Spontaneous speech data was collected from every participant through an interview. The recording quality was very high, and therefore allows for acoustic-phonetic studies (48 KHz, 24 Bit, uncompressed wav-format, separated channels for interviewer and interviewee, control of ambient noise where possible, digitally recorded using high-end microphones).
The strategy used for the collection of speech data in Spanish, French and Persian was to engage the participants in a game-task in which they took on the role of a police investigator in a fictive murder case who talked to the doorman of the building that the dead body had been found in. Although this procedure is not a classic sociolinguistic interview, it still allows the interviewee to choose which aspects of the case he wants to talk about. Also, it has the advantage of requiring the interviewee to produce both declarative and interrogative utterances, the latter being rather rare in free interview situations. The participants were instructed to remain themselves and not to imitate, for example, commonly known literary figures.

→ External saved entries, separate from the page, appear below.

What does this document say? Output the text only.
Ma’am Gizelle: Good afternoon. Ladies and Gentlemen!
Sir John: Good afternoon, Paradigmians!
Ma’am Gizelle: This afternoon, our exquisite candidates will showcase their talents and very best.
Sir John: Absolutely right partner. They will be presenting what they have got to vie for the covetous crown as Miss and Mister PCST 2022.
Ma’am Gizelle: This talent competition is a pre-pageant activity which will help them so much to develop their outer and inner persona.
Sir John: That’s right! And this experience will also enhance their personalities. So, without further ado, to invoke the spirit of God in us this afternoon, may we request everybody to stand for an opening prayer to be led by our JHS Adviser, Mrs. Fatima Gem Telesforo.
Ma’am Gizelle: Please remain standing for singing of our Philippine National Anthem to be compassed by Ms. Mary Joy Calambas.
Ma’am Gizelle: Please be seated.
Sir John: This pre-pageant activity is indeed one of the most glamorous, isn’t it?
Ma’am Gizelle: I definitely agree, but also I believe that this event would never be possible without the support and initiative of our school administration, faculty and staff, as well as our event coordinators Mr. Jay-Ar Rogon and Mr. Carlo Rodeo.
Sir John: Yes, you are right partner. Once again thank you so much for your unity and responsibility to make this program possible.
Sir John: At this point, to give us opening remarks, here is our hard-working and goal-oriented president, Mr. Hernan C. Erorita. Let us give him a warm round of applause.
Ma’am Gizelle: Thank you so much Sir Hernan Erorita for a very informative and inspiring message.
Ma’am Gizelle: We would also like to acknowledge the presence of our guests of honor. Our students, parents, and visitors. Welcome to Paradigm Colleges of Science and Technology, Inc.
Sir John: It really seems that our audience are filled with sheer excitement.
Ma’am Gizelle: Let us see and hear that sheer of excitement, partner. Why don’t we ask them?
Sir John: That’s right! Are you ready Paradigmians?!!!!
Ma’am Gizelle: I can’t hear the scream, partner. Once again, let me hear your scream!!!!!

For Catalan, a map-task was used to elicit production data (Material). In this task, one of the participants (the instructor) had to describe the path he saw on his version of the map to the participant he was paired with (the instructee), who then had to mark the path on his version of the map. In order to animate a conversation, a few disruptions had been added: for example, the map of the instructor contained a few orientation marks that the one of the instructee did not, and vice versa.

Data processing

The interviews were first manually transcribed by native speakers and then segmented and time-stamped sentence by sentence; i.e. each matrix clause and its subordinate clauses (if any) were treated as a single unit. Transcription and time-stamping were carried out with the Clan-Editor (MacWhinney, 2000, 2011). The sentences were then annotated. In the first version of the corpus, only sentences uttered by the interviewees have been syntactically annotated; at the moment, the syntactic annotation of interviewers’ utterances is being added. 
The syntactic annotation contains information on sentence mood, embedded clauses including their type, movement to the periphery and grammatical roles. For each grammatical role, we also annotated some lexical, syntactic and semantic properties such as lexical realization (full NP, quantified NP, NPI, etc.), animacy as well as verb class, aspect, modality, finiteness, person and number. Some language-specific features (differential object marking in Spanish, scrambling in Persian) have also been captured.
Aside from the syntactic annotation, the corpus also contains some information structural analysis. An algorithm for topic annotation has been developed for Spanish and will be adopted for other languages as well.